What are some of the major changes you see with virtualization and the transition to cloud native computing?
Over time we expect to see virtualization creeping up the stack. Hypervisors and the CPU virtualization instructions they rely upon virtualize at the lowest layers; PaaS and cloud-native services are effectively performing virtualization further up the stack (e.g. a Linux container virtualizes the kernel, and a “lambda” type function virtualizes a language runtime environment).

Although we’ve seen FUD that argues that these high levels of virtualization render the lower levels obsolete, in reality the different layers of virtualization bring different values to an overall cloud computing platform. We see that cloud platforms will evolve to use multiple virtualization techniques, albeit in a more integrated fashion than we see today. For example we anticipate that platforms providing container or PaaS services will actually rely on hypervisor techniques and CPU virtualization instructions to provide a strong security boundary (particularly in a multi-tenant context) at the bottom, and use container technology, software sandboxing and other lightweight virtualization techniques on top. Such as solution will likely have a very tight integration between the layers to minimize overhead. The small, flexible, and efficient structure of the Xen Project hypervisor makes it an attractive technology to embed in a system like this.

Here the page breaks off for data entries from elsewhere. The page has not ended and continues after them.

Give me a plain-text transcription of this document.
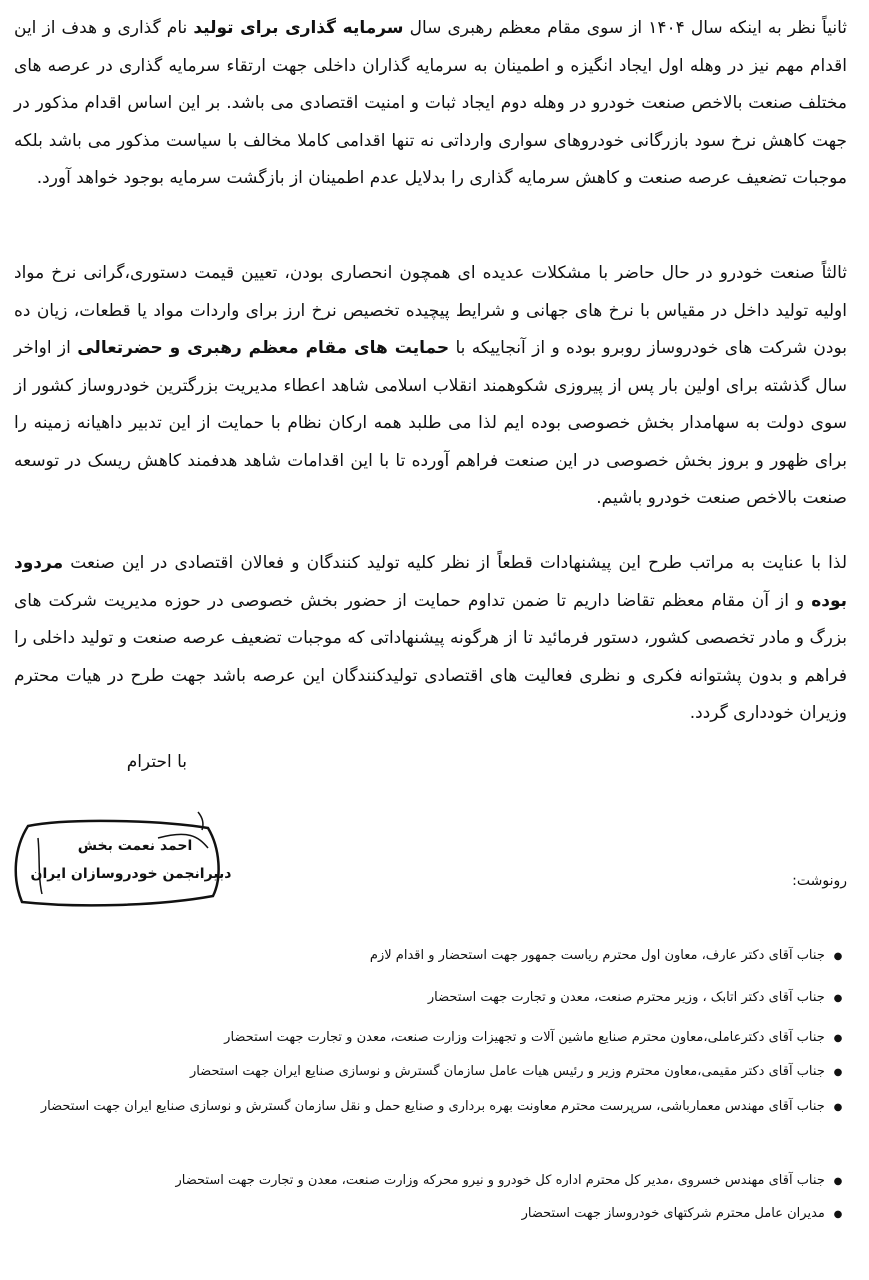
ثانیاً نظر به اینکه سال ۱۴۰۴ از سوی مقام معظم رهبری سال سرمایه گذاری برای تولید نام گذاری و هدف از این اقدام مهم نیز در وهله اول ایجاد انگیزه و اطمینان به سرمایه گذاران داخلی جهت ارتقاء سرمایه گذاری در عرصه های مختلف صنعت بالاخص صنعت خودرو در وهله دوم ایجاد ثبات و امنیت اقتصادی می باشد. بر این اساس اقدام مذکور در جهت کاهش نرخ سود بازرگانی خودروهای سواری وارداتی نه تنها اقدامی کاملا مخالف با سیاست مذکور می باشد بلکه موجبات تضعیف عرصه صنعت و کاهش سرمایه گذاری را بدلایل عدم اطمینان از بازگشت سرمایه بوجود خواهد آورد.

ثالثاً صنعت خودرو در حال حاضر با مشکلات عدیده ای همچون انحصاری بودن، تعیین قیمت دستوری،گرانی نرخ مواد اولیه تولید داخل در مقیاس با نرخ های جهانی و شرایط پیچیده تخصیص نرخ ارز برای واردات مواد یا قطعات، زیان ده بودن شرکت های خودروساز روبرو بوده و از آنجاییکه با حمایت های مقام معظم رهبری و حضرتعالی از اواخر سال گذشته برای اولین بار پس از پیروزی شکوهمند انقلاب اسلامی شاهد اعطاء مدیریت بزرگترین خودروساز کشور از سوی دولت به سهامدار بخش خصوصی بوده ایم لذا می طلبد همه ارکان نظام با حمایت از این تدبیر داهیانه زمینه را برای ظهور و بروز بخش خصوصی در این صنعت فراهم آورده تا با این اقدامات شاهد هدفمند کاهش ریسک در توسعه صنعت بالاخص صنعت خودرو باشیم.

لذا با عنایت به مراتب طرح این پیشنهادات قطعاً از نظر کلیه تولید کنندگان و فعالان اقتصادی در این صنعت مردود بوده و از آن مقام معظم تقاضا داریم تا ضمن تداوم حمایت از حضور بخش خصوصی در حوزه مدیریت شرکت های بزرگ و مادر تخصصی کشور، دستور فرمائید تا از هرگونه پیشنهاداتی که موجبات تضعیف عرصه صنعت و تولید داخلی را فراهم و بدون پشتوانه فکری و نظری فعالیت های اقتصادی تولیدکنندگان این عرصه باشد جهت طرح در هیات محترم وزیران خودداری گردد.

با احترام
احمد نعمت بخش
دبیرانجمن خودروسازان ایران	رونوشت:
● جناب آقای دکتر عارف، معاون اول محترم ریاست جمهور جهت استحضار و اقدام لازم
● جناب آقای دکتر اتابک ، وزیر محترم صنعت، معدن و تجارت جهت استحضار
● جناب آقای دکترعاملی،معاون محترم صنایع ماشین آلات و تجهیزات وزارت صنعت، معدن و تجارت جهت استحضار
● جناب آقای دکتر مقیمی،معاون محترم وزیر و رئیس هیات عامل سازمان گسترش و نوسازی صنایع ایران جهت استحضار
● جناب آقای مهندس معمارباشی، سرپرست محترم معاونت بهره برداری و صنایع حمل و نقل سازمان گسترش و نوسازی صنایع ایران جهت استحضار
● جناب آقای مهندس خسروی ،مدیر کل محترم اداره کل خودرو و نیرو محرکه وزارت صنعت، معدن و تجارت جهت استحضار
● مدیران عامل محترم شرکتهای خودروساز جهت استحضار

What advice would you give someone considering joining the Xen Project?
Although many members will join with a particular goal in mind, such as adding functionality to the hypervisor to enable their own products/technology, I would recommend looking beyond that and considering how to best leverage the opportunity to collaborate with the other members. For example, adding a mechanism to Xen to enable the use of a particular piece of hardware is valuable in its own right, however using the Project to collaborate with a vendor that can exploit that mechanism and that piece of hardware and take it to a broader customer base could end up providing an ever better return on investment. I would also encourage new joiners to get involved in code and design review of other members’ contributions. This is a great way to quickly learn about Xen, helps improve the code, and fuels the necessary “give and take” model that an open source project needs to operate successfully.

What excites you most about the future of Xen?
Xen has already proven itself in a number of diverse use-cases including traditional server virtualization, large-scale cloud computing, and client virtualization. I’m excited to see Xen, as a reusable technology component, grow in new use-cases such as edge computing, automotive, aviation and aerospace. Xen’s flexibility, small footprint, and OS independence make it a good fit in these growing sectors.